Сцена эта произвела потрясающее впечатление на девочку. Все великолепие замка Мортимеров не могло ни затмить ее, ни заставить забыть, и теперь в памяти ее оживали звуки этих слов и вся картина, которая: так глубоко потрясла ее детское сердце. Твердо решив добиться своего, она не щадила сил, чтобы возродить в душе прежнюю веру; она считала, что теперь только это может ее спасти. Подобно жене Финееса, она постаралась дать жизнь сыну, хоть и нарекла его Ихавод[592]

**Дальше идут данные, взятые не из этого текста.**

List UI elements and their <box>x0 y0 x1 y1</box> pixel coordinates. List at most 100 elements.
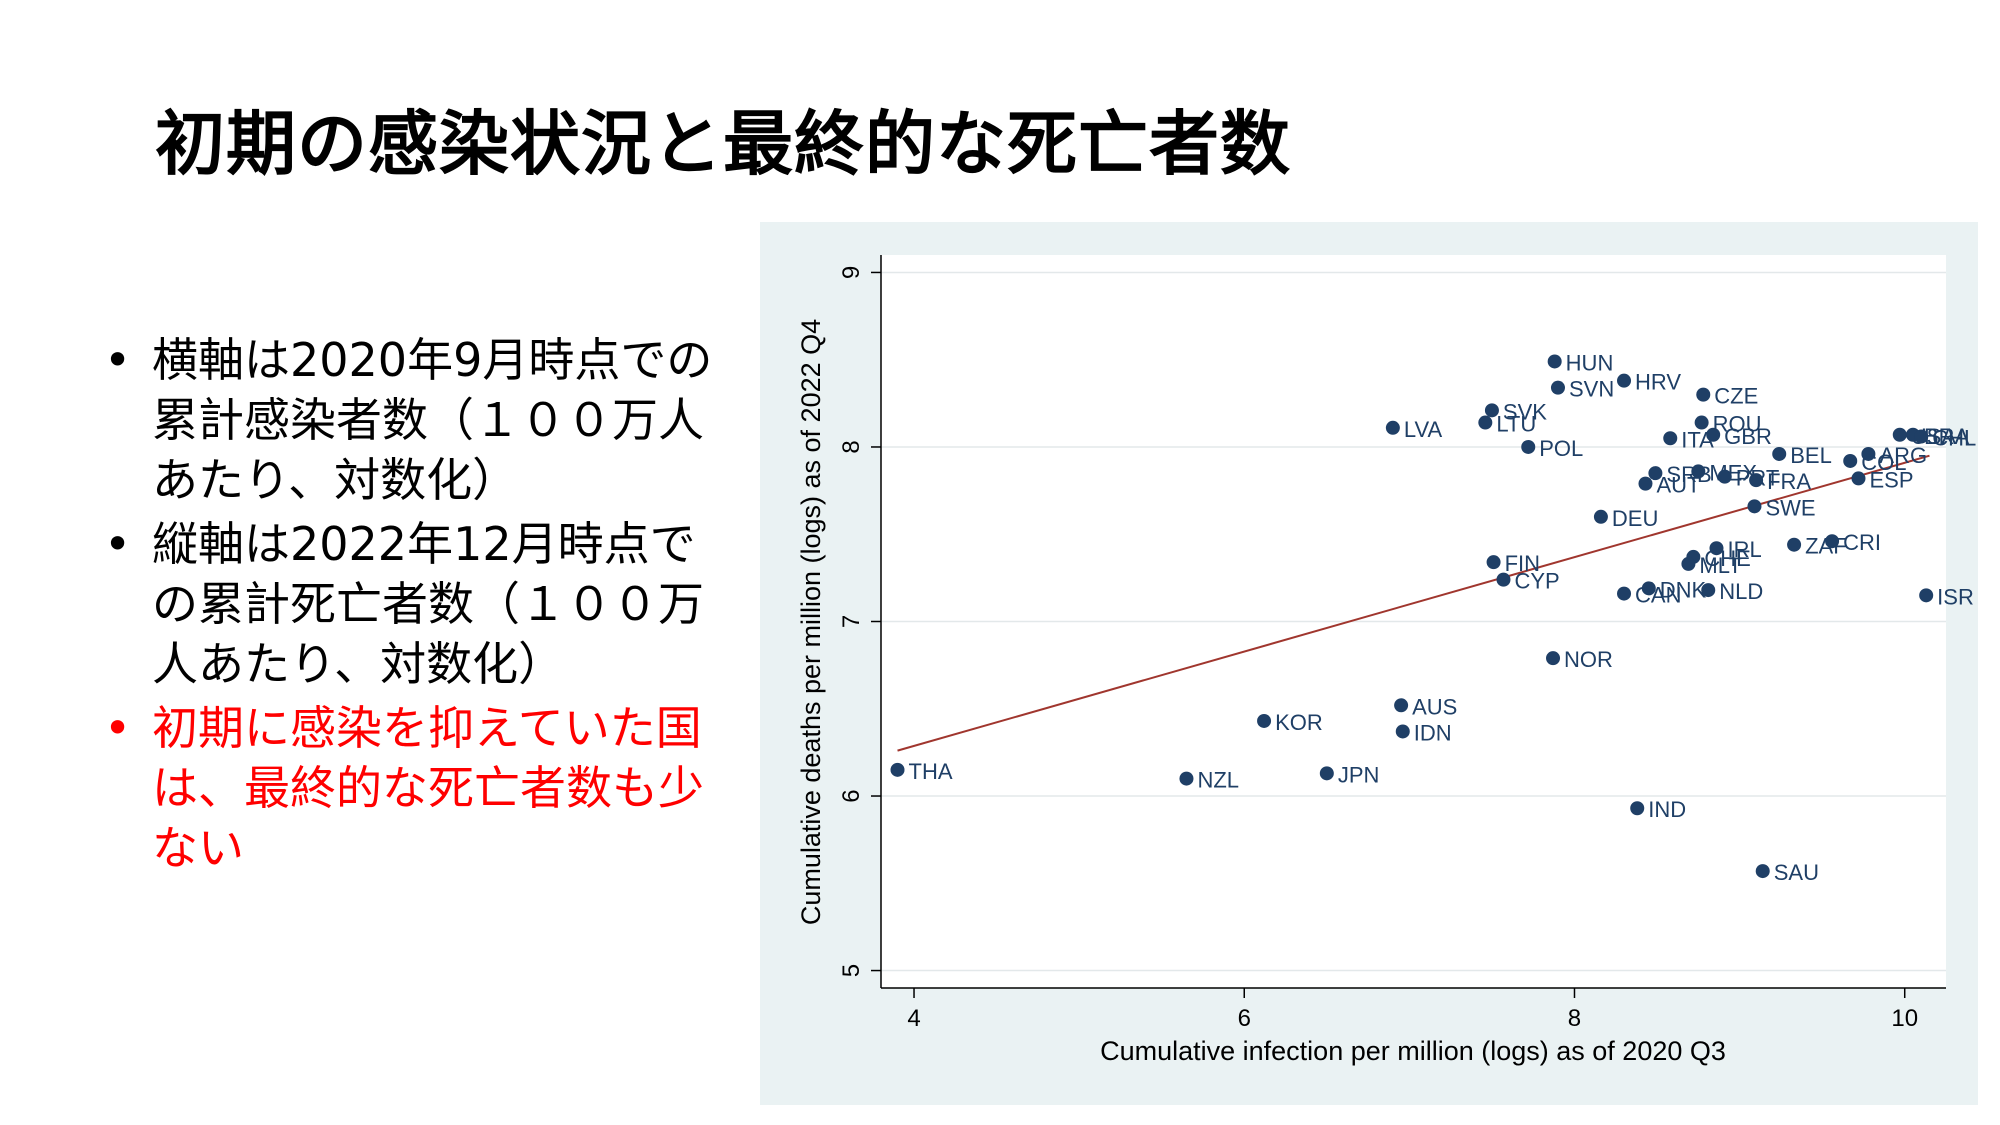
data-point <box>1593 509 1608 524</box>
data-point <box>1496 572 1511 587</box>
x-tick-label: 8 <box>1568 1005 1581 1032</box>
point-label: ARG <box>1879 443 1927 468</box>
point-label: DNK <box>1660 577 1707 602</box>
bullet-text: 縦軸は2022年12月時点での累計死亡者数（１００万人あたり、対数化） <box>152 517 704 691</box>
data-point <box>1395 724 1410 739</box>
data-point <box>1701 583 1716 598</box>
data-point <box>1749 473 1764 488</box>
data-point <box>1825 534 1840 549</box>
point-label: CAN <box>1635 583 1681 608</box>
data-point <box>1546 651 1561 666</box>
point-label: IRL <box>1727 537 1761 562</box>
y-axis-label: Cumulative deaths per million (logs) as … <box>796 319 826 925</box>
data-point <box>1747 499 1762 514</box>
point-label: CZE <box>1714 384 1758 409</box>
bullet-text: 初期に感染を抑えていた国は、最終的な死亡者数も少ない <box>152 701 704 875</box>
point-label: ROU <box>1713 412 1762 437</box>
data-point <box>1787 537 1802 552</box>
point-label: ISR <box>1937 584 1974 609</box>
data-point <box>1694 415 1709 430</box>
point-label: BEL <box>1790 443 1832 468</box>
point-label: ESP <box>1869 467 1913 492</box>
scatter-chart-panel: THA NZL JPN KOR AUS IDN LVA SVK LTU POL HUN SVN HRV C… <box>760 222 1978 1105</box>
bullet-y-axis: • 縦軸は2022年12月時点での累計死亡者数（１００万人あたり、対数化） <box>100 514 740 694</box>
data-point <box>1755 864 1770 879</box>
bullet-dot: • <box>104 701 132 755</box>
x-axis-label: Cumulative infection per million (logs) … <box>1100 1036 1726 1066</box>
data-point <box>890 762 905 777</box>
point-label: SVN <box>1569 377 1614 402</box>
gridlines <box>881 271 1946 972</box>
data-point <box>1385 420 1400 435</box>
data-point <box>1861 446 1876 461</box>
data-point <box>1630 801 1645 816</box>
point-label: GBR <box>1724 424 1772 449</box>
data-point <box>1547 354 1562 369</box>
data-point <box>1521 439 1536 454</box>
data-point <box>1717 469 1732 484</box>
data-point <box>1638 476 1653 491</box>
data-point <box>1709 541 1724 556</box>
data-point <box>1394 698 1409 713</box>
point-label: SVK <box>1503 399 1547 424</box>
point-label: BRA <box>1924 424 1970 449</box>
point-label: CHL <box>1932 426 1976 451</box>
point-label: HUN <box>1566 350 1614 375</box>
point-label: CYP <box>1514 569 1559 594</box>
bullet-conclusion: • 初期に感染を抑えていた国は、最終的な死亡者数も少ない <box>100 698 740 878</box>
data-point <box>1484 403 1499 418</box>
point-label: KOR <box>1275 710 1323 735</box>
point-label: NZL <box>1197 768 1239 793</box>
point-label: AUT <box>1656 473 1700 498</box>
x-tick-label: 4 <box>907 1005 920 1032</box>
point-label: COL <box>1861 450 1906 475</box>
point-label: ZAF <box>1805 534 1847 559</box>
data-point <box>1550 380 1565 395</box>
data-point <box>1648 466 1663 481</box>
point-label: SWE <box>1765 495 1815 520</box>
data-point <box>1617 586 1632 601</box>
point-label: HRV <box>1635 370 1681 395</box>
y-tick-label: 6 <box>838 789 865 802</box>
x-tick-label: 10 <box>1891 1005 1918 1032</box>
data-point <box>1691 464 1706 479</box>
bullet-text: 横軸は2020年9月時点での累計感染者数（１００万人あたり、対数化） <box>152 333 713 507</box>
data-point <box>1892 427 1907 442</box>
point-label: DEU <box>1612 506 1658 531</box>
bullet-dot: • <box>104 333 132 387</box>
data-point <box>1919 588 1934 603</box>
data-point <box>1319 766 1334 781</box>
data-point <box>1478 415 1493 430</box>
data-point <box>1257 713 1272 728</box>
bullet-x-axis: • 横軸は2020年9月時点での累計感染者数（１００万人あたり、対数化） <box>100 330 740 510</box>
axes: 5 6 7 8 9 4 6 8 10 <box>838 255 1946 1032</box>
data-point <box>1663 431 1678 446</box>
point-label: IDN <box>1414 720 1452 745</box>
x-tick-label: 6 <box>1238 1005 1251 1032</box>
bullet-list: • 横軸は2020年9月時点での累計感染者数（１００万人あたり、対数化） • 縦… <box>100 330 740 882</box>
point-label: CHE <box>1704 546 1750 571</box>
point-label: FRA <box>1767 469 1811 494</box>
point-label: LVA <box>1404 417 1443 442</box>
bullet-dot: • <box>104 517 132 571</box>
point-label: LTU <box>1496 412 1536 437</box>
point-label: AUS <box>1412 694 1457 719</box>
point-label: THA <box>909 759 953 784</box>
y-tick-label: 5 <box>838 964 865 977</box>
data-point <box>1641 581 1656 596</box>
point-label: NOR <box>1564 647 1613 672</box>
point-label: IND <box>1648 797 1686 822</box>
y-tick-label: 7 <box>838 615 865 628</box>
point-label: MLT <box>1699 553 1741 578</box>
point-label: SAU <box>1774 860 1819 885</box>
data-point <box>1617 373 1632 388</box>
point-label: JPN <box>1338 762 1380 787</box>
data-point <box>1843 453 1858 468</box>
point-label: POL <box>1539 436 1583 461</box>
y-tick-label: 9 <box>838 266 865 279</box>
point-label: FIN <box>1505 551 1540 576</box>
data-point <box>1696 387 1711 402</box>
y-tick-label: 8 <box>838 440 865 453</box>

, и понимала, что былая слава ушла. Она уединялась в маленькой комнатке, садилась там в то самое кресло, в котором сидел столь чтимый ею старец и откуда его сорвали и уволокли, и ей чудилось, что ушел он так, как возносятся на небо пророки. Как ей хотелось тогда ухватиться за полу его плаща и улететь вместе с ним, даже если бы впереди ждала тюрьма и — смерть. Повторяя последние сказанные им слова, она пыталась вызвать в себе то же чувство, которое они некогда вызвали в ее сердце, и с тоской и мукой убеждалась, что теперь слова эти ничего для нее не значат. Когда жизнь и любовь отбрасывают нас вдруг назад, то обратный путь, который мы бываем вынуждены проделать, чтобы вернуться к истокам, оказывается в тысячу раз мучительнее и труднее, чем тот, который вел нас вперед — к цели. Ведь тогда, от начала и до конца, рядом была окрылявшая нас надежда. А тут — раскаяние и разочарование, хлеща бичом, гонят назад, и каждый шаг наш залит слезами и кровью. И счастье для путника, если кровь эта сочится из его сердца, это значит, что конец пути близок.По временам Элинор, которая не забыла ни слов, ни привычек, усвоенных ею в прежней жизни, начинала вдруг говорить так, что тетка ее проникалась надеждой, что, как говорили в те времена, «все дело в ней самой», и когда старая пуританка, воодушевленная тем, что племянница ее снова обратилась на путь истинный, пускалась в пространные богословские толки относительно участи различных святых и проявленной ими стойкости, девушка вдруг прерывала ее восклицаниями, которые та скорее готова была принять за бред одержимой, нежели за связную речь человеческого существа, да еще такого, которое с детства знало Священное писание.
— Дорогая тетушка, — сказала как-то Элинор, — не думайте, что я равнодушна к вашим словам. С детских лет благодаря вашим заботам, я узнала Священное писание и
— Несчастная! Ты погубила свою душу навеки! — в ужасе вскричала убежденная кальвинистка, заламывая руки.
— Оставьте ваши упреки, — спокойно ответила Элинор, преисполненная того достоинства, которое дается человеку страданием, — ведь если я действительно отдала земному чувству то, что предназначено одному только богу, то разве в грядущей жизни я не получу воздаяния за этот мой грех? Разве расплата за него не началась уже и сейчас? Так неужели же нельзя избавить нас от упреков, если мы уже страдаем больше, чем того может нам пожелать наш злейший враг? Если сама жизнь наша сделалась упреком более горьким, чем тот, который может исторгнуть чужая злоба? Что значат все мои стоны перед тем ударом, что мне был нанесен! — добавила она, отирая со своей исхудалой щеки холодную слезу.
Иногда она, казалось, прислушивалась к словам пуританских проповедников, — ибо проповедниками были все те, кто бывал у них в доме, — и как будто даже старалась вникнуть в смысл их речей, но потом вдруг вскакивала и убегала от них, не только не проникшись их убеждениями, ко вместо этого охваченная отчаянием и восклицая: «Все на свете лжецы!». Таков удел всех тех, кто хочет сразу же перейти из одного мира в другой; это немыслимо, холодное море залегло между пустыней и обетованной землей, и преодолеть пространство, разделяющее два столь непохожих друг на друга мира — мир религии и мир человеческих страстей — без борьбы с собой, без приглушенных в глубине души стонов так же нелегко, как нелегко без страданий переступить порог, отделяющий жизнь от смерти.